The relational trust trajectory feeds directly into the empathy weighting engine described in the integrity chapter. The agent's empathy computation for projected harm to or from an external entity is modulated by the relational trust trajectory for that entity. An entity with a declining trust trajectory, indicating increasing behavioral inconsistency, violated commitments, or detected communication-biology discrepancies, receives amplified empathy weighting in the deviation function, causing the agent to exercise greater caution in evaluating actions that involve that entity. Conversely, an entity with a stable or increasing trust trajectory receives standard or reduced empathy weighting, reflecting the lower relational risk associated with behaviorally consistent partners.

This creates a feedback pathway from biological observation through relational trust modeling into normative evaluation.

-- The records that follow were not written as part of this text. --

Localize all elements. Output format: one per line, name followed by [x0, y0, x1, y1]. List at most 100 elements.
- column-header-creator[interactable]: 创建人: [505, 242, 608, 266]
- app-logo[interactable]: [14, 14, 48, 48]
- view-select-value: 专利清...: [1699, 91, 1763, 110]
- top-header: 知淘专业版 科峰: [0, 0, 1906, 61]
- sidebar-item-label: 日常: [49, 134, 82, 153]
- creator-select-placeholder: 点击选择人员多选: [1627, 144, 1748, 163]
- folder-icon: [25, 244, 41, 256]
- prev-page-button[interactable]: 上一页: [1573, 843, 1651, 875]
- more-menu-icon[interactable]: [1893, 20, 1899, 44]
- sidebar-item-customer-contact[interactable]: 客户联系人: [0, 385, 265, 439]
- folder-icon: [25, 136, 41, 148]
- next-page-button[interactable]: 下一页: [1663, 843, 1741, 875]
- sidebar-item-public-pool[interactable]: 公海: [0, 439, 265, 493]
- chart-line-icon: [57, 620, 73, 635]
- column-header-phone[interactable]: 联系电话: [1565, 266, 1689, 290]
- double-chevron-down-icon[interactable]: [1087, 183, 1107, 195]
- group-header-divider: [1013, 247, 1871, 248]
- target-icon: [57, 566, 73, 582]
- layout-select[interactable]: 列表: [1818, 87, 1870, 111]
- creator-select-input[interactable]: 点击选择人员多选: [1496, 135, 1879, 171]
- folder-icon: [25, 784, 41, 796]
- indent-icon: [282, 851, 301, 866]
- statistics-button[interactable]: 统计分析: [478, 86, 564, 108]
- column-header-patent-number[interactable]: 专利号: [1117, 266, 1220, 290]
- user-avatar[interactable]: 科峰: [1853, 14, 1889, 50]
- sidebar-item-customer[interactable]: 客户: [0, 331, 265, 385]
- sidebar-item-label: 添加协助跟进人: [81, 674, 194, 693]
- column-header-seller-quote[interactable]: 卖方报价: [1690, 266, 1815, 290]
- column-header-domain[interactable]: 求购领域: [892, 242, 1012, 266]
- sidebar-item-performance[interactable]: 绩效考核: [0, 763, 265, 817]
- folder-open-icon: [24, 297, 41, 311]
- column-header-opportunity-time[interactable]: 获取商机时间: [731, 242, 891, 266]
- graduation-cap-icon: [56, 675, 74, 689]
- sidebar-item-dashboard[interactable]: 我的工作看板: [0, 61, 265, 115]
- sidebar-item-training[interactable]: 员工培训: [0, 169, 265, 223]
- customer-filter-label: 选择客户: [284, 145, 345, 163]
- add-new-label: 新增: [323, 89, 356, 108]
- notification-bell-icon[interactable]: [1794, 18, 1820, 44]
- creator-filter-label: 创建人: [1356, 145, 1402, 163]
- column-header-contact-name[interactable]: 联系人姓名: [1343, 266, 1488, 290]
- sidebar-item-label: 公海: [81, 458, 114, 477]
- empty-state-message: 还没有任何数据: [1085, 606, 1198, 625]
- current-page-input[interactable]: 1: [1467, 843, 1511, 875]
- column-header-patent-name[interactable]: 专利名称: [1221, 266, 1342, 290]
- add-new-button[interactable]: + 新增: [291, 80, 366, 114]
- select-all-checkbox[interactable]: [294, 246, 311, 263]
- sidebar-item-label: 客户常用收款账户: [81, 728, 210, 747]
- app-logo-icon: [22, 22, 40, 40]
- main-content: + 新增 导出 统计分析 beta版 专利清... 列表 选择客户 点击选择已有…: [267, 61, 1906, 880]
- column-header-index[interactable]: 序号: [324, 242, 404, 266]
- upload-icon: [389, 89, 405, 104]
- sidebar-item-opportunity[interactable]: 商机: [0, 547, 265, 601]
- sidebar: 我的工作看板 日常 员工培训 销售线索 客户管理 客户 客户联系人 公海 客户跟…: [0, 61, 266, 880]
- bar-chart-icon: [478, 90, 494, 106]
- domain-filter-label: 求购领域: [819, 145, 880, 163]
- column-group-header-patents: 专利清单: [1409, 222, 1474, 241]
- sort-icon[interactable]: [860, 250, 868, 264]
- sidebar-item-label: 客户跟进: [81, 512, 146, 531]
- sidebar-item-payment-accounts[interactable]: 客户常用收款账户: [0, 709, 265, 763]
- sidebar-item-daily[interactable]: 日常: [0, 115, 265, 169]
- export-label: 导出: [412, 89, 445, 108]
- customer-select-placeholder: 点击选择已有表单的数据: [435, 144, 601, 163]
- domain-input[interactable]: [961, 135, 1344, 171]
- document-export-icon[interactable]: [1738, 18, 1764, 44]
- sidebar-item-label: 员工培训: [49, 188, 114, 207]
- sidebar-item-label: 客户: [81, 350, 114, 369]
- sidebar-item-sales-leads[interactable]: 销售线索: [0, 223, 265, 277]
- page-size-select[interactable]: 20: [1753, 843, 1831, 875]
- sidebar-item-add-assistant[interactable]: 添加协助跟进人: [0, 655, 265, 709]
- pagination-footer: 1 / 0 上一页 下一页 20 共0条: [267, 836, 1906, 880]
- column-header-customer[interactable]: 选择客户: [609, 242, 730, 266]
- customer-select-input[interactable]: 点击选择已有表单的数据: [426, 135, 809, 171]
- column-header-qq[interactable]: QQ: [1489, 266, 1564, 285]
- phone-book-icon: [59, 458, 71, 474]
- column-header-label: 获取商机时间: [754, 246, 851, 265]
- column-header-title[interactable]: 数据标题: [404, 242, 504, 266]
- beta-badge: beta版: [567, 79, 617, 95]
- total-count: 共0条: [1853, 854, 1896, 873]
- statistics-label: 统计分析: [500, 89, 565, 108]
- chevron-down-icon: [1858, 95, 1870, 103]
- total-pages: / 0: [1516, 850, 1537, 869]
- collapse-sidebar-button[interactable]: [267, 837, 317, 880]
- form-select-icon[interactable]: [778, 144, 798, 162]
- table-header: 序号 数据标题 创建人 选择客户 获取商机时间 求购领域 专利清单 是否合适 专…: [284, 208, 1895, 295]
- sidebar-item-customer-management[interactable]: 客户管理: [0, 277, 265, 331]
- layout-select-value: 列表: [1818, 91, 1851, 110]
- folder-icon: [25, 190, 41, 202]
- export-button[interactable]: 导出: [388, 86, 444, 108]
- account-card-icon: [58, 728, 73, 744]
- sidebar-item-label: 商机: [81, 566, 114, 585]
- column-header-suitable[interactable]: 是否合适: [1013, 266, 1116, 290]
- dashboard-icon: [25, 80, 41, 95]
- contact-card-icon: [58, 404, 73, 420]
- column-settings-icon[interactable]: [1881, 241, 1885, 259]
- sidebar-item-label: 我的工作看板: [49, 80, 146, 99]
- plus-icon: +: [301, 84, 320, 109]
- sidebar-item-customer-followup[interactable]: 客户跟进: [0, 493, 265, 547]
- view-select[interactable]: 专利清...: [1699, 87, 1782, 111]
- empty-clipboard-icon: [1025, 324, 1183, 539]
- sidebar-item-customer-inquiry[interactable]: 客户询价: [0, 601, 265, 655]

The agent's sense of impact, the empathy computation that governs how strongly it resists a deviation, is informed by the observed reliability of the entities the action would affect. In human-relatable terms, a person exercises greater care in dealings with someone who has previously broken commitments than with someone who has been consistently reliable. The platform implements the same relational trust modulation structurally.

Coupling to Multi-Agent Trust Weighting

The relational trust trajectory also feeds into the multi-agent trust weighting mechanism described in the integrity chapter. When multiple agents participate in group decisions, delegation chains, or quorum-governed operations, each participant's relational trust trajectory modulates the weight given to that participant's contributions. A participant whose observed behavior has been inconsistent contributes less to a group outcome than one whose trajectory is stable or increasing.

The trajectory is distinguished from the integrity trust score defined elsewhere in the platform. The integrity trust score measures an agent's consistency with its own declared norms and is therefore self-referential. The relational trust trajectory measures an entity's consistency as observed by the evaluating agent from external behavioral evidence and is therefore other-referential. The two answer different questions: whether an agent is faithful to its own stated commitments, versus whether a counterparty has been reliable as seen from the outside.

Trajectory Versus Predictive Social Modeling

The relational trust trajectory is also structurally distinct from the predictive social modeling mechanism disclosed in the integrity chapter. Predictive social modeling projects an entity's current cognitive disposition from recent observable behavior, answering what the entity's present state is likely to be. The relational trust trajectory instead accumulates historical consistency across successive interactions, answering whether the entity has been reliable over time. One is a forward projection of present disposition; the other is an accumulated record of past behavior. They draw on overlapping observations but serve different roles in the agent's reasoning.

Disclosure Scope

The relational trust trajectory mechanism, comprising the per-entity trajectory maintained for each entity in the agent's relational graph, the four components of behavioral consistency score, communication reliability score, event continuity record, and trajectory direction, the computation from externally visible behavior including the evaluation of communication-biology discrepancies, the recording of relational trust observations in the agent's lineage, and the coupling of the trajectory into the empathy weighting engine and the multi-agent trust weighting mechanism, is disclosed in the cognition filing (U.S. Application No. 19/647,395 and its international counterpart). This article describes that disclosed mechanism and uses the spec's own terminology. The scope extends to the embodiments in which biological signals from the other entity are available and to those in which only behavioral evidence is observed, provided the trajectory remains an other-referential, continuity-based record of an external entity's observed reliability.